Доказано, что существует возможность применения стволовых клеток путем стимуляции эндогенных стволовых клеток, а также трансплантации экзогенных стволовых клеток из различных тканей, размноженных in vitro [14]. Путем проведения множественных экспериментальных трансплантаций было доказано, что успех или неудача в применении клеточных технологий для восстановления функционально полноценной ткани зависит именно от морфологических и функциональных особенностей пересаживаемых стволовых клеток [18].
Таким образом, целью данного аналитического обзора является рассмотрение возможности и способов применения стволовых клеток, полученных из различных тканей, в качестве стимулятора репаративного нейрогенеза.

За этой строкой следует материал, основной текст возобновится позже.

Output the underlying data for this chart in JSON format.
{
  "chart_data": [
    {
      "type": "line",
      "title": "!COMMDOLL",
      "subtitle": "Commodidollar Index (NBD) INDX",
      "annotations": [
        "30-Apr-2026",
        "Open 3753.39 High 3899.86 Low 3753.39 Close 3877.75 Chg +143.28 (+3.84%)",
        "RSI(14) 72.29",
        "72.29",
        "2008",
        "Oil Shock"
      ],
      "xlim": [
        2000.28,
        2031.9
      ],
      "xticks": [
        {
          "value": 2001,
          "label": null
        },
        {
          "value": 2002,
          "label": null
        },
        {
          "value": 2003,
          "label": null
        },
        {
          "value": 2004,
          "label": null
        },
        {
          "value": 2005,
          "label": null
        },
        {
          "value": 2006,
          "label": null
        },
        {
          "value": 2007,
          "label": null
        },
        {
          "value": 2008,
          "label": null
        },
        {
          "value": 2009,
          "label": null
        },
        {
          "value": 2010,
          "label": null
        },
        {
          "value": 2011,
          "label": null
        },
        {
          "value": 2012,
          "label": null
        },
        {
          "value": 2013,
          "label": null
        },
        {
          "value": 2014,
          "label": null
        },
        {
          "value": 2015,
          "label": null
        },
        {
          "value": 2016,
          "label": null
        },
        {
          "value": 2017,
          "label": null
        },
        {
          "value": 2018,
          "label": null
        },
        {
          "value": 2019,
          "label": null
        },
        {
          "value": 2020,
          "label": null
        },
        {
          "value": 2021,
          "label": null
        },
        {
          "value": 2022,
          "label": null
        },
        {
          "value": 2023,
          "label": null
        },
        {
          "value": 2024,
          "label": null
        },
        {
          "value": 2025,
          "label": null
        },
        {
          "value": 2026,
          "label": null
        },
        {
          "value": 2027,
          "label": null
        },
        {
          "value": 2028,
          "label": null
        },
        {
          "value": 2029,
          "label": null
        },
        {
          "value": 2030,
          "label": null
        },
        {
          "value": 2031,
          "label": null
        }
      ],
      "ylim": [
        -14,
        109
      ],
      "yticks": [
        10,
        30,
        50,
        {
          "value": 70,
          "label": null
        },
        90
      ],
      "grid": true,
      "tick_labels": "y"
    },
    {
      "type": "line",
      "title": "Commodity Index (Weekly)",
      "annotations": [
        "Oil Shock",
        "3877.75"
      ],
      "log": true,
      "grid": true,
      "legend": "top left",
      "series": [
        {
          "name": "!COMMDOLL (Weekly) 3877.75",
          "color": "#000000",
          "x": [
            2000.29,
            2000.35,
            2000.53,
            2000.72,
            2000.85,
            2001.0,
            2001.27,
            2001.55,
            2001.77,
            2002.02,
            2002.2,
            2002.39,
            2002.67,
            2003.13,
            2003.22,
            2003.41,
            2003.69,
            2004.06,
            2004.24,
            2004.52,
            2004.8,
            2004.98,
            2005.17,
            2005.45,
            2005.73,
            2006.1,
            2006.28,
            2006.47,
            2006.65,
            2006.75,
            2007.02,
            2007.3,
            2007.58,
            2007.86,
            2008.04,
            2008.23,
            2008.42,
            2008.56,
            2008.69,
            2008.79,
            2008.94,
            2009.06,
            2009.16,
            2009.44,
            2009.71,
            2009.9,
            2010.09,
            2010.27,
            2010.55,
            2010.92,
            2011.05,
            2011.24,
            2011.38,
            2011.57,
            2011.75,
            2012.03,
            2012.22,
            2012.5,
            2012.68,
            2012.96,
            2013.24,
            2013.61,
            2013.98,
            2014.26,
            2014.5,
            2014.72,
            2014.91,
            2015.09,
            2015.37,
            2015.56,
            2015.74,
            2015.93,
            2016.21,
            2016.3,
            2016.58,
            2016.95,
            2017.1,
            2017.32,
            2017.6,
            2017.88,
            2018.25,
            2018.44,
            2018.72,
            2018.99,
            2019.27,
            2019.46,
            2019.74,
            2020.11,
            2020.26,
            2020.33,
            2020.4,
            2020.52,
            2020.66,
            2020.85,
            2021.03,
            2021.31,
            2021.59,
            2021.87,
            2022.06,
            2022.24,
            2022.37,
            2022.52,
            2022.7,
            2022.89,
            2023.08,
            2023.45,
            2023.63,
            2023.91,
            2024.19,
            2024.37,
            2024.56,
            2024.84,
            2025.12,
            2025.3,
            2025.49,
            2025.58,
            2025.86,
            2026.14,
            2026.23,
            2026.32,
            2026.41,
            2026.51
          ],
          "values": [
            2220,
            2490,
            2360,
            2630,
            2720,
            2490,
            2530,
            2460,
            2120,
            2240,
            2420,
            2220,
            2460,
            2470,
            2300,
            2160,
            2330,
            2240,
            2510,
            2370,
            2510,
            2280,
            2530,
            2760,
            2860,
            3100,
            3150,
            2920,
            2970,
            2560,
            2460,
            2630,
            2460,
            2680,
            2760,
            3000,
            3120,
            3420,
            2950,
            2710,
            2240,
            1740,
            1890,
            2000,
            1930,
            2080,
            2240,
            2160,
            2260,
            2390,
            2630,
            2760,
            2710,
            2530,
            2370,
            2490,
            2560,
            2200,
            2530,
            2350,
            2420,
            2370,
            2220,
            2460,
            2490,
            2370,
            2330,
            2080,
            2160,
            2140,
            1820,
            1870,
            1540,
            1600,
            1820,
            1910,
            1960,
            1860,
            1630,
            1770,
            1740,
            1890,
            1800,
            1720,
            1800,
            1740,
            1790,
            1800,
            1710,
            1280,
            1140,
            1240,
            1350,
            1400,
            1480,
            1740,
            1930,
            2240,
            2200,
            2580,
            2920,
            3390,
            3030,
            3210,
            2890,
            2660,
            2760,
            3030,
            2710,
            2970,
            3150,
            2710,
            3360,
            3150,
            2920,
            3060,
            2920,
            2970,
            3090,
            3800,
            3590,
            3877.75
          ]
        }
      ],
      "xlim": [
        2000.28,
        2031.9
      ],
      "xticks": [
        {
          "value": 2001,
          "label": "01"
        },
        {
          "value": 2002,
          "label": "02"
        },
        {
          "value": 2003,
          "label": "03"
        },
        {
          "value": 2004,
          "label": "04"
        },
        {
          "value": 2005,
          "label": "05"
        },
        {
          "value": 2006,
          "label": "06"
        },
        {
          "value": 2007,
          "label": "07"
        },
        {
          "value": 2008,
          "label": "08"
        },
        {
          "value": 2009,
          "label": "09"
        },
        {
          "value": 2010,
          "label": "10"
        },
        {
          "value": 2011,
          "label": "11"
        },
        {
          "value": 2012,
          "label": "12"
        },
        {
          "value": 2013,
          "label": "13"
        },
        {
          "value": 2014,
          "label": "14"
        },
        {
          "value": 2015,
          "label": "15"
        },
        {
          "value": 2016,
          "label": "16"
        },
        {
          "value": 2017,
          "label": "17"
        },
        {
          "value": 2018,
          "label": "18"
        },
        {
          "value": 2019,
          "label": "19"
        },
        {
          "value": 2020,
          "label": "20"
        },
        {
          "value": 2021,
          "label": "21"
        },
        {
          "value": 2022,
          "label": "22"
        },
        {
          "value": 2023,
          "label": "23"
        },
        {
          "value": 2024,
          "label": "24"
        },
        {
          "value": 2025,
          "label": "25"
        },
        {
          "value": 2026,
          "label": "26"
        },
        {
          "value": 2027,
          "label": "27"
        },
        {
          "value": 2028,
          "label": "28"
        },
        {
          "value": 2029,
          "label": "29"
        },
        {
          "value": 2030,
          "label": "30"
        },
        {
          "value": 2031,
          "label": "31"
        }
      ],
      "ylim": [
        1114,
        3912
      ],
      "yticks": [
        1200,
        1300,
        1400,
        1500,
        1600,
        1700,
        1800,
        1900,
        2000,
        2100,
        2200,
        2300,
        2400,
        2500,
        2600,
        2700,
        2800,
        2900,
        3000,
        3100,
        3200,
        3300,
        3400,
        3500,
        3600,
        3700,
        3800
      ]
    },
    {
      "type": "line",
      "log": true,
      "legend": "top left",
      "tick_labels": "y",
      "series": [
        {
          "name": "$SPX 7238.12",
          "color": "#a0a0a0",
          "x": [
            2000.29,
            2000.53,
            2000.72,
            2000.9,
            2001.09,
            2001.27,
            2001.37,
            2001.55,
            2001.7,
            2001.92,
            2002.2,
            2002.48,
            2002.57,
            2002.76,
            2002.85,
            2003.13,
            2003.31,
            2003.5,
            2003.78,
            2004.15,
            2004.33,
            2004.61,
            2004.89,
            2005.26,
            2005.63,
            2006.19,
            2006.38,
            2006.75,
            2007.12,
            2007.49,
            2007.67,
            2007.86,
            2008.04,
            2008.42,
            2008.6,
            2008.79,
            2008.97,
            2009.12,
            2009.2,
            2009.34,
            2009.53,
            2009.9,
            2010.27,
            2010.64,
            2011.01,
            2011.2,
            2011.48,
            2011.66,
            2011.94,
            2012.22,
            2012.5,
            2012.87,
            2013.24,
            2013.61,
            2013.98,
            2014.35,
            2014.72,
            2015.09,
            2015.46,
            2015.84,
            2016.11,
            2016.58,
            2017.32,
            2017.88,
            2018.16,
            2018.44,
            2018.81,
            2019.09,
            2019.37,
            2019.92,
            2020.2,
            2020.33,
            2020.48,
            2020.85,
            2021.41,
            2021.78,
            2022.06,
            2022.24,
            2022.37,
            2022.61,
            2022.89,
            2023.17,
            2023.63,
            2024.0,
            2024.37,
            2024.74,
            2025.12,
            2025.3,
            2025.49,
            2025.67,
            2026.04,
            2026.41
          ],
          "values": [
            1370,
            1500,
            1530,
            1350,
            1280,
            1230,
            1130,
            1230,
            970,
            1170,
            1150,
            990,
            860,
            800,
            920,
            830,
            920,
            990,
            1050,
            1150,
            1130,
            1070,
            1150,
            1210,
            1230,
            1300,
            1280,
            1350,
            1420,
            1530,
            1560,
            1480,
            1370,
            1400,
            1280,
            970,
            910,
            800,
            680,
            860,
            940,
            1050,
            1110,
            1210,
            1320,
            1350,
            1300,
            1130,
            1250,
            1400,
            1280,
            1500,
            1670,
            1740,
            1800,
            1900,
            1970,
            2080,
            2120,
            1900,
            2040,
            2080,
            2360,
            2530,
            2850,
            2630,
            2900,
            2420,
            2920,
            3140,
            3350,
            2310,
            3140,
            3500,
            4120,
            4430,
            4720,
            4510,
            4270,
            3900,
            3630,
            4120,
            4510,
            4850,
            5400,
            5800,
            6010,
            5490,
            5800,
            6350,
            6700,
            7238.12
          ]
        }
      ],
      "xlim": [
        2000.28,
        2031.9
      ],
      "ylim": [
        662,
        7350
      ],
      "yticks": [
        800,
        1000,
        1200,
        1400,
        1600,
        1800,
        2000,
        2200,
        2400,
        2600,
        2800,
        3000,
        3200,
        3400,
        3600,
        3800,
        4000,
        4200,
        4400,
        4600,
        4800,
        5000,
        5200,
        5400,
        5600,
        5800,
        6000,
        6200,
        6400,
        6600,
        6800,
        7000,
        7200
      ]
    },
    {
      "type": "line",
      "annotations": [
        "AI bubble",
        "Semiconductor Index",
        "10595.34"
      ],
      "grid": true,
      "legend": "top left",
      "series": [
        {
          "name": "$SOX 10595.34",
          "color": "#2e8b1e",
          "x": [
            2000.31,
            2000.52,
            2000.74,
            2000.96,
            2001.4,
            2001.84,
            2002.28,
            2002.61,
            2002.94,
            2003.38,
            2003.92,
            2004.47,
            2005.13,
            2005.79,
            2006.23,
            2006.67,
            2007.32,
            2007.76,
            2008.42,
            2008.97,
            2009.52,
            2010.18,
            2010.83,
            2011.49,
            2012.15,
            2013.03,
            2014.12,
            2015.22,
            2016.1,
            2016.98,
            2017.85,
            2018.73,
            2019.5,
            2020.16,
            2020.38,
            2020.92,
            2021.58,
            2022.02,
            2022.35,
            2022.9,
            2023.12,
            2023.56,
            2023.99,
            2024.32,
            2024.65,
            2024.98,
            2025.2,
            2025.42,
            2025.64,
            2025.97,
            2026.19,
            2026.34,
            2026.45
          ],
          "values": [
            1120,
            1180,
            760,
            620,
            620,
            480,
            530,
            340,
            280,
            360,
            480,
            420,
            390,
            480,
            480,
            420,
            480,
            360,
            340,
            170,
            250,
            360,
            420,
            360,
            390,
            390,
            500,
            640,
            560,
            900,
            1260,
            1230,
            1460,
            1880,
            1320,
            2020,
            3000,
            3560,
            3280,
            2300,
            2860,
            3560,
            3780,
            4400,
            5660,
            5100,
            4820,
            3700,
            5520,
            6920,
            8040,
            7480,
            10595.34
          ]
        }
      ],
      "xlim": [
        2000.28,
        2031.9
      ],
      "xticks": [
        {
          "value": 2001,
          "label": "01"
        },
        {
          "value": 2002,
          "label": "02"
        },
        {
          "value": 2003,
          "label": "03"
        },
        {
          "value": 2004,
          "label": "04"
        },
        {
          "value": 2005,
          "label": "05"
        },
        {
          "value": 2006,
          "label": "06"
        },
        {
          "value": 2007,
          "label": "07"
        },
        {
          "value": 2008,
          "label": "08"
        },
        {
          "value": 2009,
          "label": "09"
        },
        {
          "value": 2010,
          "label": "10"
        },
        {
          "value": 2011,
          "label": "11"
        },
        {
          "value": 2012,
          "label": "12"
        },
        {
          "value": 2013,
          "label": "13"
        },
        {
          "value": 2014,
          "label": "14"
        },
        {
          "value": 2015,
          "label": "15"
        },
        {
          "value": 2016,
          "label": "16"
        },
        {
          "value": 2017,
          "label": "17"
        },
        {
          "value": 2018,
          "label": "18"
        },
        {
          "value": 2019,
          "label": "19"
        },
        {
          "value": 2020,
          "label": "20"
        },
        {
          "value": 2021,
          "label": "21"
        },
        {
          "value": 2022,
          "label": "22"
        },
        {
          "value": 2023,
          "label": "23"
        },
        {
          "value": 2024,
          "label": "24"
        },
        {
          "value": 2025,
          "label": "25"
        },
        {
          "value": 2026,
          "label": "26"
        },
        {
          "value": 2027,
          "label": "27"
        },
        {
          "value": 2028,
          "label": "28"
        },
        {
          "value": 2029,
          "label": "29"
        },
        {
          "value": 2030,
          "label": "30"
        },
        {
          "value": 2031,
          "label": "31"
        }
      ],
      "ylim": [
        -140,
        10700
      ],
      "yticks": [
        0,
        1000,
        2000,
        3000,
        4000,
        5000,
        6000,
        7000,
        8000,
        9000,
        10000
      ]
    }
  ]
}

Трансплантация нервных стволовых клеток в стимуляции репаративного нейрогенеза
Проведены исследования возможности использования для стимуляции нервной регенерации трансплантированных нервных стволовых клеток.
Ученые приводят результаты доклинических исследований, показывающие благоприятное влияние НСК на электрофизиологическое и морфологическое восстановление хронически поврежденного нерва подопытных мышей и крыс [19].
Стволовые клетки, используемые для стимуляции нервной регенерации, могут быть пересажены в их недифференцированном состоянии или пройти период дифференцировки in vitro [19]. При этом нейрональные стволовые клетки, трансплантированные без предварительной обработки in vitro, проходят дифференцировку в основном в клетки глии, реже – в нейроны [14]. S. Lin et al. культивировали эмбриональные клетки крысиного спинного мозга до момента их дифференцировки в клетки нейрональной и глиальной линии, затем пересаживали их в дистальную часть поврежденного большеберцового нерва крысы на седьмые сутки после нанесения травмы и добились анатомического восстановления нерва и тем самым восстановления иннервации икроножной мышцы. Ученые называют срок в 7 дней после получения травмы наиболее оптимальным временем использования НСК для сохранения мышечной иннервации при повреждении периферического нерва [20].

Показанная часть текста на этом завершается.